Her endorsement is exactly what Mr Bloomberg needs as he seeks to shed his reputation as a big-city liberal and appeal to more voters in the run-up to November.

An advert for Mr Bloomberg entitled “Judge Him”, featuring Ms Sheindlin, is expected to be shown in 26 states and is already circulating on the internet. “I like to say you can judge someone’s character by what they’ve done. Mike Bloomberg has done amazing things and will be a truly great president,” she says. “No one comes close to Mike Bloomberg’s executive achievement, government experience and impactful philanthropy. His steady leadership will unite our country and bring us through these very challenging times.”

Ms Sheindlin will appear on the campaign trail with Mr Bloomberg. Although the media tycoon’s $56 billion fortune ensures he has the resources to stay in the race, his late entry and relatively unknown status beyond his reputation as an anti-gun campaigner has limited his appeal.

A national average of polls puts him on 5 per cent support, in fifth place, despite having spent more than $120 million since announcing his bid in November. However, a national HarrisX/Hill poll has put him in third place, tied with Elizabeth Warren, the Massachusetts senator, on 11 per cent.

Mr Bloomberg has decided to ignore the early primaries and concentrate on later contests when substantially more delegates who elect the Democratic candidate are up for grabs.

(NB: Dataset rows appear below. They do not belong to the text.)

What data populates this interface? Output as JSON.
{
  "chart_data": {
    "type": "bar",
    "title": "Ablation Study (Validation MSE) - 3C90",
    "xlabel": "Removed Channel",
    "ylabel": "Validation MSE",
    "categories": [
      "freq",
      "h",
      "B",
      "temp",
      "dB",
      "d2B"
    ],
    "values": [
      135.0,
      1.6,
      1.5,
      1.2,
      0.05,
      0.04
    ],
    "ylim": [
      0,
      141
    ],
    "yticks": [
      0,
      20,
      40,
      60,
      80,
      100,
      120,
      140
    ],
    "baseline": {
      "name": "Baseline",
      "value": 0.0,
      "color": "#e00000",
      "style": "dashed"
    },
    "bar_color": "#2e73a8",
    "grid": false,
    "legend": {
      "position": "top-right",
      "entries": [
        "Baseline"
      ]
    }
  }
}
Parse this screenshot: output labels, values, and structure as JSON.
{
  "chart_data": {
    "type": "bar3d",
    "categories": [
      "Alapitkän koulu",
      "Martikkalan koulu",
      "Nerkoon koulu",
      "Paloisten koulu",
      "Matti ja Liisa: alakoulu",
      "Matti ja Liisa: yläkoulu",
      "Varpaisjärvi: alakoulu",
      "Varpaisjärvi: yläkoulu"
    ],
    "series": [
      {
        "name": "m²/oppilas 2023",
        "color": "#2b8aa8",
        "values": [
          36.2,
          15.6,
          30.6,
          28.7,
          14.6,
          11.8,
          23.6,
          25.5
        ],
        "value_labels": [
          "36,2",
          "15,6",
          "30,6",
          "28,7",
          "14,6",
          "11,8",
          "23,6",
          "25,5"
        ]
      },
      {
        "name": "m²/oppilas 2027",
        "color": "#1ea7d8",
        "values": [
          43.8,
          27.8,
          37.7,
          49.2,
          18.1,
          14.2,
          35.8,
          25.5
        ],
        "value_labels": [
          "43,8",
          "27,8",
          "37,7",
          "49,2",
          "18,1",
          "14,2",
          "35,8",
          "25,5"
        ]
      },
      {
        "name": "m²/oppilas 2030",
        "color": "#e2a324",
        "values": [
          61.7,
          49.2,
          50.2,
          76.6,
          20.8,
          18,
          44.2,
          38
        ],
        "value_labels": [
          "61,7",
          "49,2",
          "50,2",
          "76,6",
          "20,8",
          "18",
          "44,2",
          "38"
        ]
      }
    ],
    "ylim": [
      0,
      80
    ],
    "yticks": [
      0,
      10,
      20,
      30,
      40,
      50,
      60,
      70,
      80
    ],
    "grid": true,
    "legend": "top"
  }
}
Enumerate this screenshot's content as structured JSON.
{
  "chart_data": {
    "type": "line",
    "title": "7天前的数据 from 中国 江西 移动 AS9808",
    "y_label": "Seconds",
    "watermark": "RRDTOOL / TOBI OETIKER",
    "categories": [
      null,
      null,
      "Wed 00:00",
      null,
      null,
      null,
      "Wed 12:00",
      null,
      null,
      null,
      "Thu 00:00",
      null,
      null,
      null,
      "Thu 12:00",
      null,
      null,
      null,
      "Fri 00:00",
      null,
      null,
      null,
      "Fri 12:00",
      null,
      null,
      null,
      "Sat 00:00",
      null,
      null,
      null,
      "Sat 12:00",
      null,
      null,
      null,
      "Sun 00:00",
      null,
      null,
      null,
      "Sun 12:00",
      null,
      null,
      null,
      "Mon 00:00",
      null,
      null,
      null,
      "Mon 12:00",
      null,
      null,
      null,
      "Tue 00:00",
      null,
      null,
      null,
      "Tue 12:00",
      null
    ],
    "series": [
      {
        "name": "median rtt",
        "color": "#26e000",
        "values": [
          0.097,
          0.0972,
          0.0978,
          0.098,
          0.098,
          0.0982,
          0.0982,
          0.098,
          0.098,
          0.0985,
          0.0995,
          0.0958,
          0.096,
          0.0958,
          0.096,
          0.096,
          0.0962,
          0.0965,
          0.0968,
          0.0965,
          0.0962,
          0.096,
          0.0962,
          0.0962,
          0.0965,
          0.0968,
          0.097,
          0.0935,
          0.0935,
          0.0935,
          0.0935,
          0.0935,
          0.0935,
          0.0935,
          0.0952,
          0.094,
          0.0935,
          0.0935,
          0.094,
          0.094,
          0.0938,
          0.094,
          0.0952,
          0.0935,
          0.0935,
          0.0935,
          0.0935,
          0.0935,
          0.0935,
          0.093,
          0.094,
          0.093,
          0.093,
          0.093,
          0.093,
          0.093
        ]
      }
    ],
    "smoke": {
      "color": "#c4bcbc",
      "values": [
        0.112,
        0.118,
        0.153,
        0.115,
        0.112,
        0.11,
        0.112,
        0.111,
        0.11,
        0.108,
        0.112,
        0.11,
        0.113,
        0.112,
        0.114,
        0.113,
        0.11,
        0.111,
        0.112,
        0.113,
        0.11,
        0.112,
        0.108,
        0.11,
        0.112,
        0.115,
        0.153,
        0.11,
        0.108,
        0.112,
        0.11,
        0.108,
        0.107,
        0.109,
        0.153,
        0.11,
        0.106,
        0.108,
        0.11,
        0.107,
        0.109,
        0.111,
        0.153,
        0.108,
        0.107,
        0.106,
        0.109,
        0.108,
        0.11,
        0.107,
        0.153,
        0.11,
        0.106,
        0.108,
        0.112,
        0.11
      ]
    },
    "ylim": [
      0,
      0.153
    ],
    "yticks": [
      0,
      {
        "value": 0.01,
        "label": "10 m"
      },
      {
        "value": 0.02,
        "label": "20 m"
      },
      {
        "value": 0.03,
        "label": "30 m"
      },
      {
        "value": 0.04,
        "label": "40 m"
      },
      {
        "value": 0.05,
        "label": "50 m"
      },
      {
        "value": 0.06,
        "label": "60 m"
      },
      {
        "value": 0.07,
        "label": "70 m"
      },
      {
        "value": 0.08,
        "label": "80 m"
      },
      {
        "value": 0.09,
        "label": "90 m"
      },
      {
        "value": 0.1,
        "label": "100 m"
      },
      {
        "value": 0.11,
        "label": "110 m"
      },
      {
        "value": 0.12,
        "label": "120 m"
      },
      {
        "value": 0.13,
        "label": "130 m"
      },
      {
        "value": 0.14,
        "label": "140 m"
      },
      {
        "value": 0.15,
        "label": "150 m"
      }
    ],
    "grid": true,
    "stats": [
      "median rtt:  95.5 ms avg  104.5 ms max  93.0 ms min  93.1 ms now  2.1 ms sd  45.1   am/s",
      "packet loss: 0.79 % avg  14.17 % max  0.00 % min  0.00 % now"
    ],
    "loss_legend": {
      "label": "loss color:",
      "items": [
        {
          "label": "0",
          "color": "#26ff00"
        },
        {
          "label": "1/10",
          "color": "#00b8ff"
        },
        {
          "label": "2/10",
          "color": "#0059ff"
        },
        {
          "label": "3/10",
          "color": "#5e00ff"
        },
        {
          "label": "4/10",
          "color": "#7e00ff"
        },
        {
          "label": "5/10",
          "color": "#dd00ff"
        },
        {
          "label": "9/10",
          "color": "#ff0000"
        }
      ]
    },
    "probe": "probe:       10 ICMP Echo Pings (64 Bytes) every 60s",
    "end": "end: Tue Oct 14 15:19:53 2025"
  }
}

Ms Sheindlin first voiced her support even before he entered the race, in a column in USA Today in October praising his record as mayor of New York. “I have carefully stayed away from politics for 50 years, except to vote,” she wrote. “But times have changed in our country, and I believe the moment has come for me to step out from behind the curtain. I want to speak honestly and from the heart, regardless of the consequences.”

She has appeared on television to defend him: he is not merely “another rich guy” in politics, she told a morning chat show, and praised his bipartisan approach to politics.

His centrism is being held up in contrast to two of the frontrunners, Mrs Warren and Bernie Sanders, the Vermont senator whose left-wing politics Mr Bloomberg believes will serve only to ensure the re-election of Mr Trump.

Mr Bloomberg has staked his campaign strategy on an unprecedented advertising blitz. He has been flooding the airwaves with adverts highlighting his plans for the healthcare system.

Mr Trump’s campaign intends to show a 30-second advert during the Super Bowl championship next month, traditionally one of the most expensive advertising slots. Mr Bloomberg plans to best him with a 60-second commercial costing at least $10 million.

Mrs Warren received a boost after she was endorsed by Julian Castro, who dropped out of the race last week. He was the sole Hispanic candidate and his support for Mrs Warren could well broaden her appeal.

Joe Biden, the centrist former vice-president, remains the frontrunner, followed in national polls by Mr Sanders.

The candidates will have a final opportunity to win over undecided voters in a televised debate next week before the Iowa caucuses on February 3.

• Prosecutors are seeking a six-month jail sentence for Michael Flynn, Mr Trump’s former national security adviser, despite his efforts to avoid jail by co-operating with the authorities. The retired general has pleaded guilty to lying to the FBI over his dealings with Russia and failing to disclose foreign lobbying work. He will be sentenced on January 28.